Today, young women proudly calling
themselves "the third wave" are confronting
these and other thorny issues. While many women may still
be hesitant to call themselves "feminist" because
of the ever-present backlash, few would give up the legacy
of personal freedoms and expanded opportunities women
have won over the last 150 years. Whatever choices we
make for our own lives, most of us envision a world for
our daughters, nieces and granddaughters where all girls
and women will have the opportunity to develop their unique
skills and talents and pursue their dreams.
1998: Living the Legacy
In the 150 years since that first,
landmark Women's Rights Convention, women have made clear
progress in the areas addressed by Elizabeth Cady Stanton
in her revolutionary Declaration of Sentiments. Not only
have women won the right to vote; we are being elected
to public office at all levels of government. Jeannette
Rankin was the first woman elected to Congress, in 1916.
By 1971, three generations later, women were still less
than three percent of our congressional representatives.
Today women hold only 11% of the seats in Congress, and
21% of the state legislative seats. Yet, in the face of
such small numbers, women have successfully changed thousands
of local, state, and federal laws that had limited women's
legal status and social roles.
In the world of work, large numbers
of women have entered the professions, the trades, and
businesses of every kind. We have opened the ranks of
the clergy, the military, the newsroom. More than three
million women now work in occupations considered "nontraditional"
until very recently.
We've accomplished so much, yet
a lot still remains to be done. Substantial barriers to
the full equality of America's women still remain before
our freedom as a Nation can be called complete. But the
Women's Rights Movement has clearly been successful in
irrevocably changing the circumstances and hopes of women.
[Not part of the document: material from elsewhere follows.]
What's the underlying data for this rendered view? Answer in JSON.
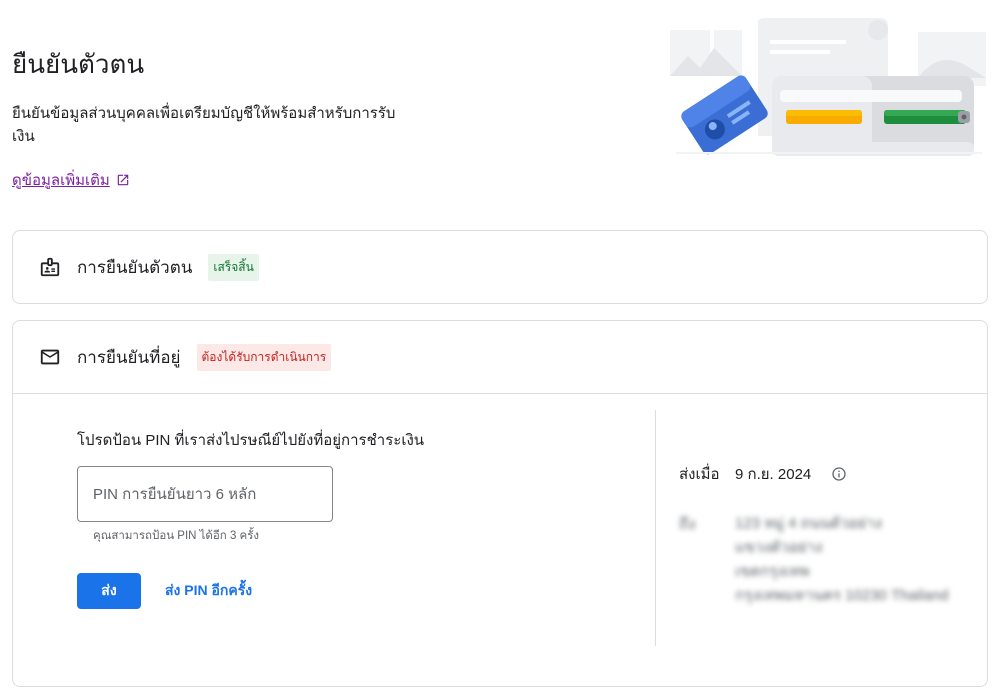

The remaining injustices are being tackled daily in the
courts and conference rooms, the homes and organizations,
workplaces and playing fields of America.
Women and girls today are living
the legacy of women's rights that seven generations of
women before us have given their best to achieve. Alice
Paul, that intrepid organizer who first wrote out the
Equal Rights Amendment in 1923, said, "I always feel
the movement is sort of a mosaic. Each of us puts in one
little stone, and then you get a great mosaic at the end."
Women, acting together, adding their small stones to the
grand mosaic, have increased their rights against all
odds, nonviolently, from an initial position of powerlessness.
We have a lot to be proud of in this heroic legacy, and
a great deal to celebrate on the occasion of the 150th
Anniversary of the founding of the Women's Rights Movement.